Saturday , May 8 2021

The early relationships of people with Neanderthals were not fast, the study says

It's no secret that we all have a little Neanderthal in our DNA-a fact that scientists for years have been attributed to the evolutionary version of the week-long stance between early humans and their primitive relatives.

However, in this evolutionary rum, the analysis of the human genome suggests that our ancestors engaged in connection with a more serious connection from a quick throw – with results that show up to this day.

The study, which analyzed the distribution of Neanderthal DNA fragments among modern Europeans and East Asia, revealed that the last population transmits 12-20 percent more Neanderthal DNA – far from two percent that scientists believe most people carry.

Researchers Fernando Vilinea and Joshua Schreiber have decided to test the finding by comparing the Neanderthal DNA model to people of East Asian and European origin using data from the 1000 genomic project. They first split the data between the two groups, proving incidents of multiple pairs in both. They then studied the footsteps of the frequency of Neanderthal fragments between groups with created cross-breeding simulations, which show the results of a different number of mating between the two groups.
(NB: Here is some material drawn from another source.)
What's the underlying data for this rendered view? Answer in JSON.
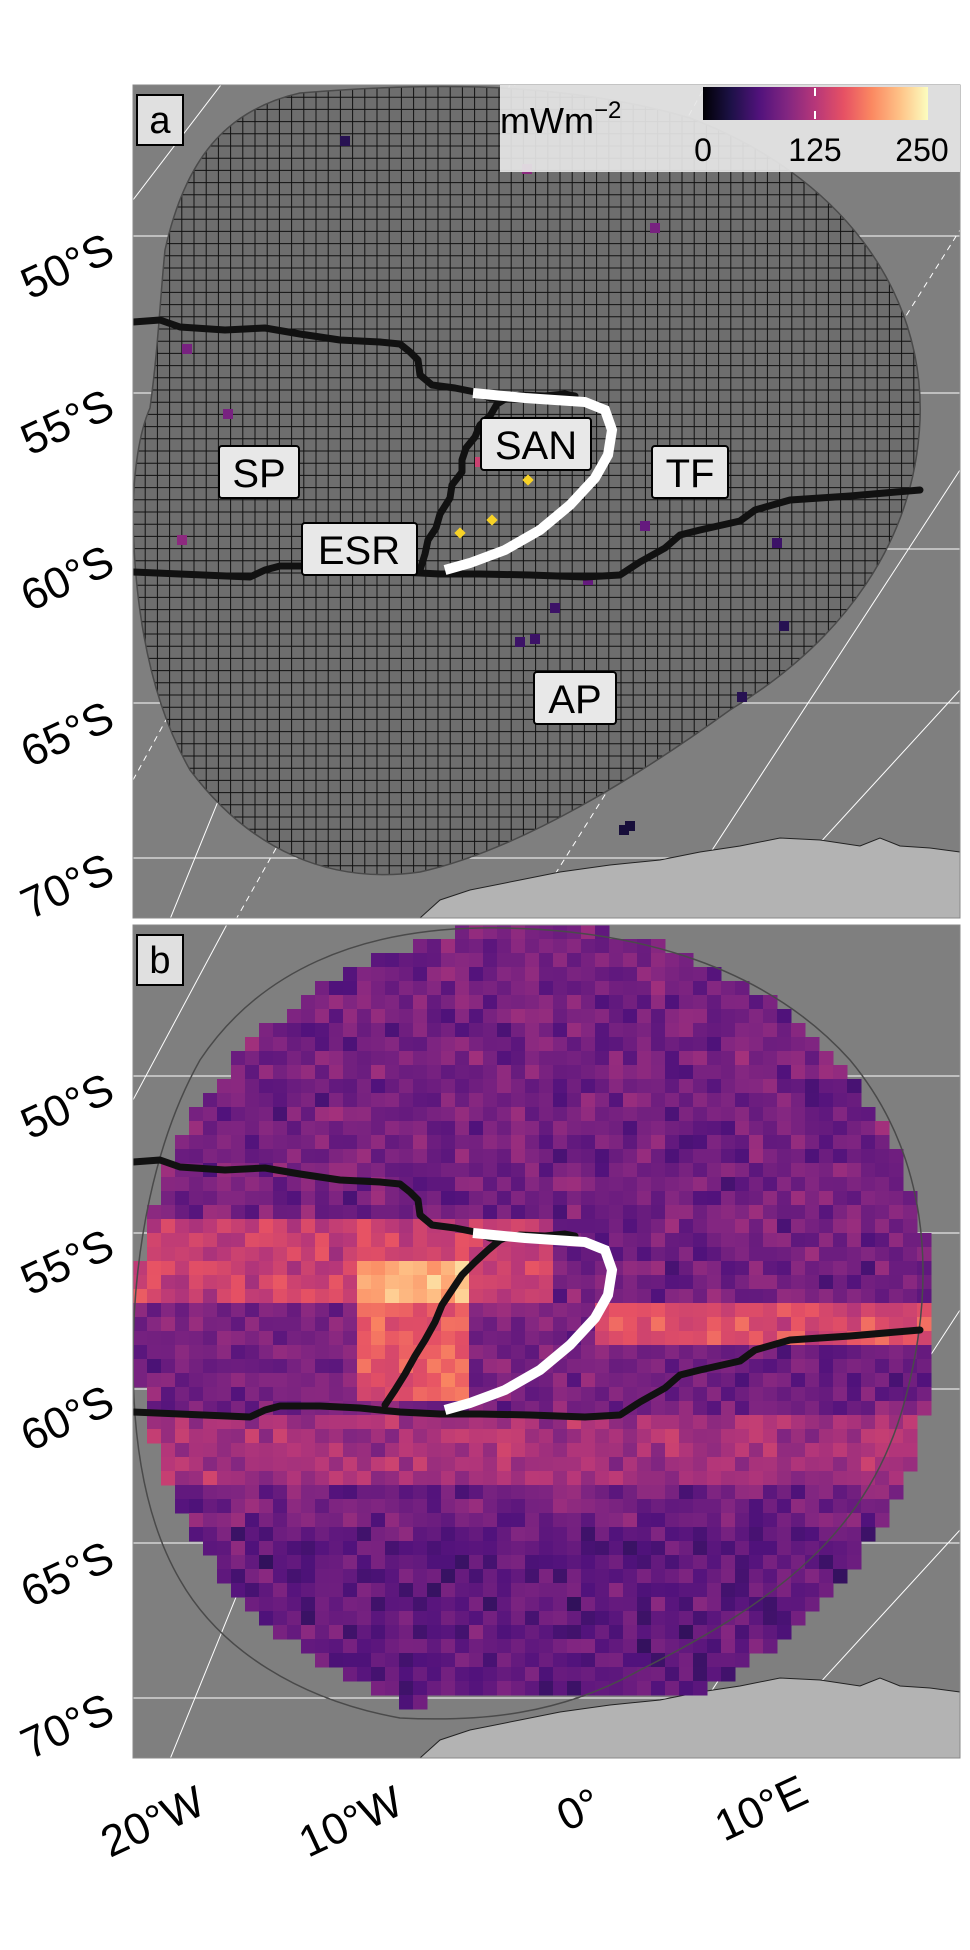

Site of meetings between different archaic hominins and ancient modern people (AMH)

Fabrizio M.

The data from the simulations were entered into a machine learning algorithm that appeared with all crossing events that could lead to the models of the observed neanderthal DNA.

"Thus, we believe that the probable explanation for our results is that the flow of the gene between humans and Neanderthals was intermittent and ongoing, but in a slightly geographically limited region," the authors write in their paper, published in Nature Ecology and Evolution.

The findings not only show more complex links between early humans and Neanderthals, but also reflect earlier views of Neanderthal's place in human history. It has been a long way since 1864, when scientists first classified hominids as a special species from Homo Sapiens.